序章

Matrix は、分散型通信のオープンスタンダードです。 これは、リアルタイムで同期する標準化されたAPIを話す、オンラインメッセージングに使用されるサーバーとサービスのコレクションです。

Matrixは、 homeservers を使用して、アカウント情報とチャット履歴を保存します。 これらは、電子メールクライアントがIMAP/SMTPを介して電子メールサーバーに接続する方法と同じように機能します。 電子メールのように、他の誰かがホストしているMatrixホームサーバーを使用することも、自分でホストして自分の情報と通信を管理することもできます。
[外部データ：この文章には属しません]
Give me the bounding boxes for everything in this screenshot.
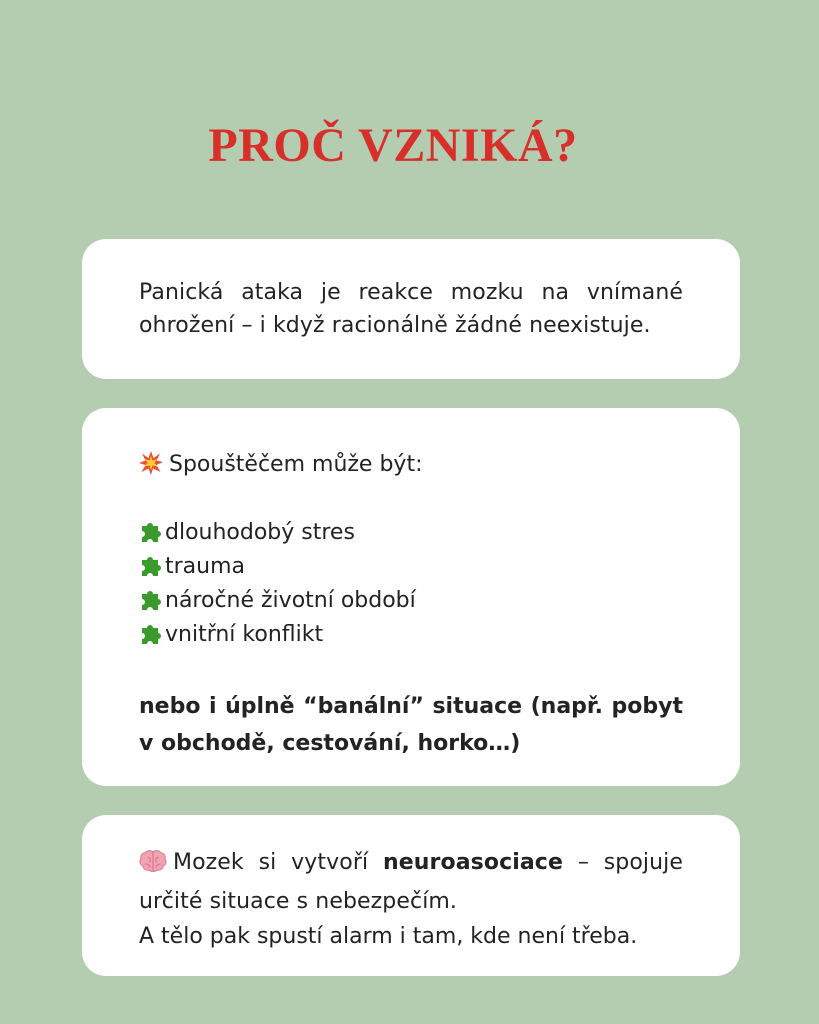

このガイドに従うことで、Matrixのリファレンスホームサーバー実装であるSynapseをインストールします。 終了すると、 Matrixクライアントを介してホームサーバーに接続し、他のMatrixフェデレーションホームサーバーを介して他のユーザーと通信できるようになります。

前提条件

このガイドを開始する前に、次のものが必要です。

  • この初期サーバーセットアップガイドに従ってセットアップされた1つのUbuntu16.04サーバー。これには、sudo非rootユーザーとファイアウォールが含まれます。

  • サーバーにインストールされたNginx(HTTPSトラフィックを許可)。 これを行うには、Ubuntu16.04チュートリアルでこのNginxを実行します。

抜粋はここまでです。